Scientists at the Museum are working to help caterpillars breed in the laboratory and survive the winters under conditions that mimic their ideal outdoor climate. Using the Baltimore checkerspot as a model for the complex climate needs that both species require, Nature Museum experts continue to work to get closer to helping caterpillars thrive during this time for a healthy release in the springtime.
A Complex Life Cycle
Regal fritillaries face many challenges during the course of their life cycle. Here are a few of the ways the butterfly poses obstacles for its own survival.
- The regal fritillary caterpillars will only feed on one very specific flower – violets. Not only are these rare flowers its sole source of nourishment, but the violets must also be located in prairies, as the caterpillars will not take to violets in gardens or woodlands.
- The species also lays its eggs late in the season (around the end of August or September) near the violet plants on which the caterpillars will feed.
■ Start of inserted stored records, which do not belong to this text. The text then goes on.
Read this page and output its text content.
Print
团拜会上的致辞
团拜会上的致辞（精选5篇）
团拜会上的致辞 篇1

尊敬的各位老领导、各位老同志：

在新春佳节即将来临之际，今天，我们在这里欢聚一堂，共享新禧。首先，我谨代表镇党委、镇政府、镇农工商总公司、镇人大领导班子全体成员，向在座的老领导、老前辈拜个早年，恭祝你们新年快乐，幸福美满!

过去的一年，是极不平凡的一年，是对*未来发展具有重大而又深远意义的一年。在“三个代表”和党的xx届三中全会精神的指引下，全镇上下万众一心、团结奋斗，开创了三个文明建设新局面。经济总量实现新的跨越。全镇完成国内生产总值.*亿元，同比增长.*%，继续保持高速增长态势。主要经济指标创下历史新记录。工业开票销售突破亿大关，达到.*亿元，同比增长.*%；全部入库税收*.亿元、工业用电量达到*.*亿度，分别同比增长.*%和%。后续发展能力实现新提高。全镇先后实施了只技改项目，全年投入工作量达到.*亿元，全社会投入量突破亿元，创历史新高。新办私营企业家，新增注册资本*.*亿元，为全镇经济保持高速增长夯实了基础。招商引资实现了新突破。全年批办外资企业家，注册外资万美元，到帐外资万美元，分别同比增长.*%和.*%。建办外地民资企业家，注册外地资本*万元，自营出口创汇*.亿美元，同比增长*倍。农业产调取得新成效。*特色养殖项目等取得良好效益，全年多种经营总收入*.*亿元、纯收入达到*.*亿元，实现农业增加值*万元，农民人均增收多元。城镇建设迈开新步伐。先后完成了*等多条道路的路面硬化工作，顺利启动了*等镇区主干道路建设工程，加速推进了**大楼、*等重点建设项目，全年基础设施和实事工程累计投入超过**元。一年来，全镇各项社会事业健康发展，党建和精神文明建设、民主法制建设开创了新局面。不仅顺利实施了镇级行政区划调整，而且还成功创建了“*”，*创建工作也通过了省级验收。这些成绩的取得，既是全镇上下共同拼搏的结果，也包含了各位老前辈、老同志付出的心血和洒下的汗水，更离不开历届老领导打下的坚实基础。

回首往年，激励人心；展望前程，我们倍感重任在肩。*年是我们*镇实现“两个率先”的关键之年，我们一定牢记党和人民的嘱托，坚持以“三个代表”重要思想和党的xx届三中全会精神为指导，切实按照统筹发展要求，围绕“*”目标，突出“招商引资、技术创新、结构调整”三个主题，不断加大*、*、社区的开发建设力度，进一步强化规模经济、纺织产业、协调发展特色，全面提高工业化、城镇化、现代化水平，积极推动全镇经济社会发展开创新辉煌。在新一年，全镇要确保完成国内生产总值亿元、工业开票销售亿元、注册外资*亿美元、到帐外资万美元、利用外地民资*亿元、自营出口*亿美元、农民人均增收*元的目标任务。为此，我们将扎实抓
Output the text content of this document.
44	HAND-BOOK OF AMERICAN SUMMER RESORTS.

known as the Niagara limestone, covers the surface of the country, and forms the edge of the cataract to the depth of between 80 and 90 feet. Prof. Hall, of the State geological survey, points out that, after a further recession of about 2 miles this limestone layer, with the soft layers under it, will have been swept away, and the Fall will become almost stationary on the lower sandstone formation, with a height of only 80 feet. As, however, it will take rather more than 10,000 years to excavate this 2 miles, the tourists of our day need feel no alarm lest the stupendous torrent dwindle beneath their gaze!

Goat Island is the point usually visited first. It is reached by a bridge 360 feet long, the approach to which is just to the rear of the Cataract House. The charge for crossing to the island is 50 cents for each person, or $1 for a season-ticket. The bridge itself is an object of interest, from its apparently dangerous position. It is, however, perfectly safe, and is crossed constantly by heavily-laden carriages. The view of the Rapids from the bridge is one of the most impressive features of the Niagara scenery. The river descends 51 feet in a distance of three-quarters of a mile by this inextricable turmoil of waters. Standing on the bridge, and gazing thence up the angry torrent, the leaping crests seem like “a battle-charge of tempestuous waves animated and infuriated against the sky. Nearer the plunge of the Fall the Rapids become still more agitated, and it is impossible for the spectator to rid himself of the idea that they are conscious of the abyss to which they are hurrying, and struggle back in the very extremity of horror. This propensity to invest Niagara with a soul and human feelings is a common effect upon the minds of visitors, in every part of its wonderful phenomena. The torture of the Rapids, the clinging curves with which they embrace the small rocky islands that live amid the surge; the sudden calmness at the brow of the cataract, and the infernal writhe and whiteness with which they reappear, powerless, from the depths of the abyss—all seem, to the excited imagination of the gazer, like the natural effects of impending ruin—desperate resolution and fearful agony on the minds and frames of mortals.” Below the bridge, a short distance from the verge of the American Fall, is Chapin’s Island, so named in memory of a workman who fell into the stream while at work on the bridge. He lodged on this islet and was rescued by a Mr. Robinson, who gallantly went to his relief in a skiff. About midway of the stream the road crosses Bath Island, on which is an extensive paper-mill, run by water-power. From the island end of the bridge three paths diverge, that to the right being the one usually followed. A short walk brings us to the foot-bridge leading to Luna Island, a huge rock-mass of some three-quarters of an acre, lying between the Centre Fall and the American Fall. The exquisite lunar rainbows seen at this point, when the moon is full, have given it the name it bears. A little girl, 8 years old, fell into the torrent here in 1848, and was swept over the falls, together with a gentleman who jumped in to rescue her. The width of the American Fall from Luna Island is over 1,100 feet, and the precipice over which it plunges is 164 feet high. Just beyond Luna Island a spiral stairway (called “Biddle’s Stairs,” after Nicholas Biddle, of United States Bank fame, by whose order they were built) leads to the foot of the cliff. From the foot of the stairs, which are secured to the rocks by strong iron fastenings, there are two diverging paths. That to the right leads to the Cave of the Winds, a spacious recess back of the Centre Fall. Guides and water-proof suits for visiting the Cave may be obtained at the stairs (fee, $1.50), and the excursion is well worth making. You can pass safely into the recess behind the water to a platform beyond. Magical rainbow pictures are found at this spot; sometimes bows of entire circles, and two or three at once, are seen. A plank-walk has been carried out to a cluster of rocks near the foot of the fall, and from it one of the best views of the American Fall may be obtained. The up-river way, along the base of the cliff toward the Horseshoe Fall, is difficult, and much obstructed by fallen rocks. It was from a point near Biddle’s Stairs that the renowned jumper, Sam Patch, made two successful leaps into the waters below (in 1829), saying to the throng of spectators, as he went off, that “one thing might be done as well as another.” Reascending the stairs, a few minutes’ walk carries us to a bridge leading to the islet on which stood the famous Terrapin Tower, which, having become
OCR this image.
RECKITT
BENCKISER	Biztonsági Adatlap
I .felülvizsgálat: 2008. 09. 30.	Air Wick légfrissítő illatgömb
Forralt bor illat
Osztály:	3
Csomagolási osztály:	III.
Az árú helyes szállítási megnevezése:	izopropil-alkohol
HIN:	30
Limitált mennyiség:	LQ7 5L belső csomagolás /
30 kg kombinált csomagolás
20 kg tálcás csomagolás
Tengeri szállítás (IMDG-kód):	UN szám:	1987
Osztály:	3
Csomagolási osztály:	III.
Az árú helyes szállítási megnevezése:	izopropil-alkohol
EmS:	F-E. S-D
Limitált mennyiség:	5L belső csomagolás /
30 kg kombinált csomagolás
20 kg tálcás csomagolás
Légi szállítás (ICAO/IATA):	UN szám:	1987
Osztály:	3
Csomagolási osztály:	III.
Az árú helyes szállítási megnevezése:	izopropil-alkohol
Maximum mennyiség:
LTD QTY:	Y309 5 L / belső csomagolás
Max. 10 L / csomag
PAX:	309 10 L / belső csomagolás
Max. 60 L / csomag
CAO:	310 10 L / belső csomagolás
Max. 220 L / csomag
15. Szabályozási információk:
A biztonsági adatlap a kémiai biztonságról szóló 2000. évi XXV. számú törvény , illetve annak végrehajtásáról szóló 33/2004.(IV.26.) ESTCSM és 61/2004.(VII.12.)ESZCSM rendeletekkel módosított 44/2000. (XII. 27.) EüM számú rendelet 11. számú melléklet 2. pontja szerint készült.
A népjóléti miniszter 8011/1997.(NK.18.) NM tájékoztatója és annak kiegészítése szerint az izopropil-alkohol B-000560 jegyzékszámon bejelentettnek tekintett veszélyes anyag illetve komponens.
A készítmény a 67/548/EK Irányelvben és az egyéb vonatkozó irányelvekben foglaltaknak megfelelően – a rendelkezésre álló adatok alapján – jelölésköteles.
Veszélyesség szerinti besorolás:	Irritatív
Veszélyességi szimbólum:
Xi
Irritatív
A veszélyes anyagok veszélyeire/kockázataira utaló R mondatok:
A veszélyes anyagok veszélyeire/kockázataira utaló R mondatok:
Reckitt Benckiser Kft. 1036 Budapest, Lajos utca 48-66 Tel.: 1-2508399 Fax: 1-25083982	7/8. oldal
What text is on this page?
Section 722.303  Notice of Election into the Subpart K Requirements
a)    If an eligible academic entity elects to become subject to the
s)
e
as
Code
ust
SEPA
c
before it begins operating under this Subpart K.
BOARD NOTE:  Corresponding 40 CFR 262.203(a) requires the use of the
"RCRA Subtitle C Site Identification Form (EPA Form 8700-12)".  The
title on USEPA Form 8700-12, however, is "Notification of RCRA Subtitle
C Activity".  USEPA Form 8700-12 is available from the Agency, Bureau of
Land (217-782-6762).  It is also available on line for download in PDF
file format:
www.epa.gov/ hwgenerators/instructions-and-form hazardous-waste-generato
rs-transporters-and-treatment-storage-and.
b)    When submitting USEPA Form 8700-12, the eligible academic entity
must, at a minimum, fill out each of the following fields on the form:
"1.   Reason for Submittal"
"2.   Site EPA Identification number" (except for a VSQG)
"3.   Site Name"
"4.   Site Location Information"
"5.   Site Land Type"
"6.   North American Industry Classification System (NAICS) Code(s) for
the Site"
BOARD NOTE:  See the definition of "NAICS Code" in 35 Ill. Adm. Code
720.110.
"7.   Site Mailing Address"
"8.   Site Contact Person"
- Because violets bloom much early in the season by the time they set seed they tend to be hidden beneath other plants, it can be tricky for ecologists and botanists to find them and gather their seeds. As a result, violets continue to be rare on restored prairies. Because eggs are laid as late as September, the tiny caterpillars that hatch live through a cold winter before entering into adulthood in the spring. The Nature Museum continues to work to replicate these conditions in its butterfly lab, as it aims to maintain the populations of several butterfly species.
What Can I Do to Help?
Become a volunteer, and help spot butterflies. Currently, there are over 100 people counting butterflies on behalf of the Illinois Butterfly Monitoring Network each year. This data is informing conservation strategies for butterflies across the state.
Meet the Expert
“It’s incredible to me that these butterfly survived evolution. Being so reliant on violets, a fleeting resource, this very narrow window of time that both the flowers and the caterpillars are active is crucial to the survival of the species.”
–Doug Taron, PhD
Doug Taron, PhD, is the Chief Curator of the Chicago Academy of Sciences. He founded the Illinois Butterfly Monitoring Network in 1987, a volunteer organization that monitors the health of butterfly populations in nature preserves.